Insight. Antics.

The Good Book(s).

In Politics, Religion on September 24, 2010 at 8:08 am

I heard something fascinating yesterday that I had to share. I was listening to the DoubleX Gabfest on Slate, a regular discussion of current cultural, social, and political issues with a woman’s slant, and something jumped out at me. You may be wondering how I got away with listening to the DoubleX Gabfest in the first place. It was pretty tough. I had to keep my Y chromosome quiet and hidden behind my X for a half-hour so I didn’t blow my cover. Suffice it to say, I dabble to keep my media diet balanced with progressive proteins and conservative carbs. Independents serve as roughage.

As I was listening I found that a point they made, (really as a tangent), struck me as so apt that I essentially have to regurgitate it.

Like many this last week, they were discussing the rise of Christine O’Donnell in the Delaware Senate race and her brand of right wing politics in general. It began with Emily Bazelon, who is pretty much the big sister I never had, extrapolating from O’Donnell and other prominent Tea Party members’ general orientation towards the Constitution.

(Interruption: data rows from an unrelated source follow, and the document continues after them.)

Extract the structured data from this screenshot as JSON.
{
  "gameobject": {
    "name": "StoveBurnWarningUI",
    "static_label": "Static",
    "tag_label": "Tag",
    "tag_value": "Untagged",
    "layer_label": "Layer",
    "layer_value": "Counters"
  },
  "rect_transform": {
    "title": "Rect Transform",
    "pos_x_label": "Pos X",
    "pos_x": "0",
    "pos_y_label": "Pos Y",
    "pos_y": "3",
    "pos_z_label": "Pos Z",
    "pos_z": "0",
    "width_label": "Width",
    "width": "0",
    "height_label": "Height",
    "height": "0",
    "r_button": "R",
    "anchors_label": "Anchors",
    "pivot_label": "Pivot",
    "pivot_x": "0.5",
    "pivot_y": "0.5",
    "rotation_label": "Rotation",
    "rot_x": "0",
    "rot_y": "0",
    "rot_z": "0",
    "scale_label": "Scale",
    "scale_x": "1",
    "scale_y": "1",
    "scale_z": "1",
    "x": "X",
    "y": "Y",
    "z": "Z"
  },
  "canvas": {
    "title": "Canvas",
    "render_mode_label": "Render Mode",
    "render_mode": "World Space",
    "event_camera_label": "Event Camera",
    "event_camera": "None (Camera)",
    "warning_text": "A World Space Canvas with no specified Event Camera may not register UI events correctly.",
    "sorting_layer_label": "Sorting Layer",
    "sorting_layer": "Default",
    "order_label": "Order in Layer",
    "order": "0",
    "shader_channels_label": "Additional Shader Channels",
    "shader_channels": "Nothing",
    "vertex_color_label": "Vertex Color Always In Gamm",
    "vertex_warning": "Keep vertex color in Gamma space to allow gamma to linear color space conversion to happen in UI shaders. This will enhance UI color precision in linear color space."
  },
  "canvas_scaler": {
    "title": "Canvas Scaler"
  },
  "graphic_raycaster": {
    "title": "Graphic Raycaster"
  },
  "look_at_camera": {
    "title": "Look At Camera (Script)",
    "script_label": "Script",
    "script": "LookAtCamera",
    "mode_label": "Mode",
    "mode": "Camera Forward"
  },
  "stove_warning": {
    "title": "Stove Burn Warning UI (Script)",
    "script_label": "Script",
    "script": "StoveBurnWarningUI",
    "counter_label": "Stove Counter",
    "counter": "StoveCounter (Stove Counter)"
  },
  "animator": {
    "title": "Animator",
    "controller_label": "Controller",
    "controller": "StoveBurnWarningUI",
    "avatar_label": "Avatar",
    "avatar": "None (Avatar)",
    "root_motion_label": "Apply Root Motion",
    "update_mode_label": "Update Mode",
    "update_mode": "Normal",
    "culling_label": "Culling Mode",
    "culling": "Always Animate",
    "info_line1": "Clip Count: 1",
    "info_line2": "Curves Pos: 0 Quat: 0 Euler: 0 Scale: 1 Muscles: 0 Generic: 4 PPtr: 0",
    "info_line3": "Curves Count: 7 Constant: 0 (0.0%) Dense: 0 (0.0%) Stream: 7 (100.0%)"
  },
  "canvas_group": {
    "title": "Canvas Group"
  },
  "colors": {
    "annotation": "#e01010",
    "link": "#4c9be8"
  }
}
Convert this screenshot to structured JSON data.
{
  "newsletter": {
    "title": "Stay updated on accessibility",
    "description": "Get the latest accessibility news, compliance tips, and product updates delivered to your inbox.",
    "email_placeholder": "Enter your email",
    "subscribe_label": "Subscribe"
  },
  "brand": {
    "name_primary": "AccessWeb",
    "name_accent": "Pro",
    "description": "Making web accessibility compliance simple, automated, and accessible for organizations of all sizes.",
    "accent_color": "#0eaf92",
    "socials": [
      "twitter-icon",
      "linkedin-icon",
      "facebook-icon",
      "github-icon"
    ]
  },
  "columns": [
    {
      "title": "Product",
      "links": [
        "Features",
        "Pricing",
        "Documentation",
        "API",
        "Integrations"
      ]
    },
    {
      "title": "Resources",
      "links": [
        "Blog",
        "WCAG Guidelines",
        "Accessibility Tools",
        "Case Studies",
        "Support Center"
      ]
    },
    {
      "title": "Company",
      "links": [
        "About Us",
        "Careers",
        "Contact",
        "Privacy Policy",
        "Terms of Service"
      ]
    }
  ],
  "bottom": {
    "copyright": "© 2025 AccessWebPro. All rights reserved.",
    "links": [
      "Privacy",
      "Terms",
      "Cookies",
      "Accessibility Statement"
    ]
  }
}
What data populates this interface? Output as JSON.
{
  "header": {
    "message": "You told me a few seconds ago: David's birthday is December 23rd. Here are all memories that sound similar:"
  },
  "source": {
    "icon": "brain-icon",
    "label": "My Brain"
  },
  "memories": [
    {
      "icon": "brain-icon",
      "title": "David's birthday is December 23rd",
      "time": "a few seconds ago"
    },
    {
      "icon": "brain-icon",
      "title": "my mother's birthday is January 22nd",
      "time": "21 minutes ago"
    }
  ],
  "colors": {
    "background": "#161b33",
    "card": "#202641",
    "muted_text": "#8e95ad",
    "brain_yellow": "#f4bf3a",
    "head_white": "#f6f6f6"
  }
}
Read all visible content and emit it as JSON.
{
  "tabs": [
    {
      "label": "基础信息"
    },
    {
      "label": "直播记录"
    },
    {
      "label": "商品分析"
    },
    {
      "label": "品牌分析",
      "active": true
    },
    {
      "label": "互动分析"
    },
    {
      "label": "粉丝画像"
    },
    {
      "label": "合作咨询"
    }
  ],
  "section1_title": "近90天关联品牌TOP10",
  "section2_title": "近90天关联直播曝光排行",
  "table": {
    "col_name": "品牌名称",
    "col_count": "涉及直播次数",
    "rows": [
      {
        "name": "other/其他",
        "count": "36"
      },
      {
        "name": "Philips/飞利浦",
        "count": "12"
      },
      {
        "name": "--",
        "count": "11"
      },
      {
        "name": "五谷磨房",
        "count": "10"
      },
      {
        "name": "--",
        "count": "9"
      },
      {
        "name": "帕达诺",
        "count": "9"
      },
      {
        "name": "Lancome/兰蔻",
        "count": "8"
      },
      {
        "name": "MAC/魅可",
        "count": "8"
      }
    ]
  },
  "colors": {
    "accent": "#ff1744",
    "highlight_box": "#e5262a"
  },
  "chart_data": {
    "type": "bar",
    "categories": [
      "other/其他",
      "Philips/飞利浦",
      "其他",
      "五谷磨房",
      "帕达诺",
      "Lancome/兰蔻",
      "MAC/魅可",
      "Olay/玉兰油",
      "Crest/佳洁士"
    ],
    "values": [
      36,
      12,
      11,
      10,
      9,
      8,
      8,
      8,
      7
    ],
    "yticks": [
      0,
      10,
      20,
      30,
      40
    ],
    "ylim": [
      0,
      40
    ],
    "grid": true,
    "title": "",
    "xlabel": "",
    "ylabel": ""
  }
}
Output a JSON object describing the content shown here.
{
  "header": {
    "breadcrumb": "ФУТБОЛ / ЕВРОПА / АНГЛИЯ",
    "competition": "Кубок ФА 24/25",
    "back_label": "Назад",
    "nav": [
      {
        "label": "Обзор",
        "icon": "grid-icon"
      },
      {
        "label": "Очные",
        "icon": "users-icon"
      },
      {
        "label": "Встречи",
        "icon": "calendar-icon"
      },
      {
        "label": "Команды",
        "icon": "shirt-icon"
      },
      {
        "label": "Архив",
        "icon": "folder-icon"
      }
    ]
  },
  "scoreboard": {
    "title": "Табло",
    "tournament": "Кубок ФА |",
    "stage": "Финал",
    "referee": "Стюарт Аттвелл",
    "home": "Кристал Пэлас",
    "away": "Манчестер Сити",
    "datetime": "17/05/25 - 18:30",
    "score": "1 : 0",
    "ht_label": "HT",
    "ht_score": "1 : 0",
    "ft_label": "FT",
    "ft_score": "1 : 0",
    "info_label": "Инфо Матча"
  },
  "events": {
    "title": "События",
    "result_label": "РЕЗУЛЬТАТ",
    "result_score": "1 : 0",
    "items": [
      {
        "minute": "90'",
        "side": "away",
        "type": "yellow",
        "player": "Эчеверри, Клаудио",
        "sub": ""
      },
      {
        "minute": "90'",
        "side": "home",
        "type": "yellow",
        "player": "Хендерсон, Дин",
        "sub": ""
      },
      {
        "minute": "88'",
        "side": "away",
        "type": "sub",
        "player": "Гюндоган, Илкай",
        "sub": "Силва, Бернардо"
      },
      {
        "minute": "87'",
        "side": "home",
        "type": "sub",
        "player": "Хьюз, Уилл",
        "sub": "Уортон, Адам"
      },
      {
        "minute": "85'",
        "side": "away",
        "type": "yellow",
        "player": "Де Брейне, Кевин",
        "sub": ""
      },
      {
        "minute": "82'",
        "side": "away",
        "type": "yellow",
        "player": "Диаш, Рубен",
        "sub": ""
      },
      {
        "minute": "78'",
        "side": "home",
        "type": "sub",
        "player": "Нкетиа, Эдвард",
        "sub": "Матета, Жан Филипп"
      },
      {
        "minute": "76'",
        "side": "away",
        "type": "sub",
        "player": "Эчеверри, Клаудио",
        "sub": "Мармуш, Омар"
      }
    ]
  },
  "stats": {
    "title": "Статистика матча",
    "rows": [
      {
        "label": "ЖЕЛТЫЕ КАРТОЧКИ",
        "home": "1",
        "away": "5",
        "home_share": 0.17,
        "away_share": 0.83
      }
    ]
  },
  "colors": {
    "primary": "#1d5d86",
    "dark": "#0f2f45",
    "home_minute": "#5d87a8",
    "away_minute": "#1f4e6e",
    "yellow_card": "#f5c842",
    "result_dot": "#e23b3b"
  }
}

Bazelon began, “Underlying her statements about the Constitution and her emphasis on liberty is this kind of, I think, emerging, Tea Party doctrine, in which the Constitution becomes revered not simply because it’s our founding document and has values that we agree on, but because there is a direct line from it back to the Bible.” (In fact, some people really try to darken that line.)

Fellow co-founder of the site Hanna Rosin agreed: “They talk about it the way Evangelicals talk about the Bible, as this document in which every word has a literal meaning and every answer can be found. And also it can apply to anything that’s going on in the modern world. And that is, that’s really new.”

“Part of the virtue from the point of view of O’Donnell and the Tea Party from reading the Constitution this way is that you’re not actually really embracing the whole Constitution, certainly not as the Supreme Court has interpreted it for us over the centuries,” Bazelon exclaimed. “You’re really picking and choosing. And so, you both use the Bible to make the Constitution more revered and you also use it as the text through which you view the Constitution. Then, you pick out the parts you like and you dont like though that prism.”

Rosin put a capstone on the argument, saying “But that’s exactly what Evangelicals do with the Bible. I mean it’s not that they’re looking at every word, right? You conveniently  ignore the parts about divorce or about stoning adulterers and you hone in on the parts about homosexuality. I mean we all understand that Biblical literalism is not exactly literal. That, even within literalism, you are, y’know, choosing and y’know translating and bending things to sort of fit. The Bible doesn’t say anything about taxes, but you can certainly look in the Bible if you want to, and find statements that make it seem as if we should all cut our taxes.” (Honorable mention: Margaret Talbot of The New Yorker for partaking in the chat, too.)

This observation is just so intriguing and satisfying. It would account for the way this new movement speaks of the Constitution. Take that idea about cherry-picking the Bible and translate it to the Constitution: we have seen Tea Partiers stand up for their unassailable right to bear arms in the Second Amendment. Meanwhile, they have also advocated for stripping down the Fourteenth Amendment, which guarantees citizenship for all people born in the country, with the new anti-immigration buzzword “anchor baby.” The ideological inconsistency is nearly identical. The cherished text is only trotted out when it buttresses the argument. It is ignored when it doesn’t fit.

I should say, while these women are liberal, they are reasoned analyzers, who are able to dissociate their persuasions from the structural components that comprise a person’s success or a party’s tactics. Despite their politically spectral differences with an O’Donnell or a Palin, they have found areas to be intrigued by and to respect those whose views differ from their own. Even men! Speaking of which, I need to go put on a Yankees rerun or browse around ArtofManliness.com for a bit. Smell ya later.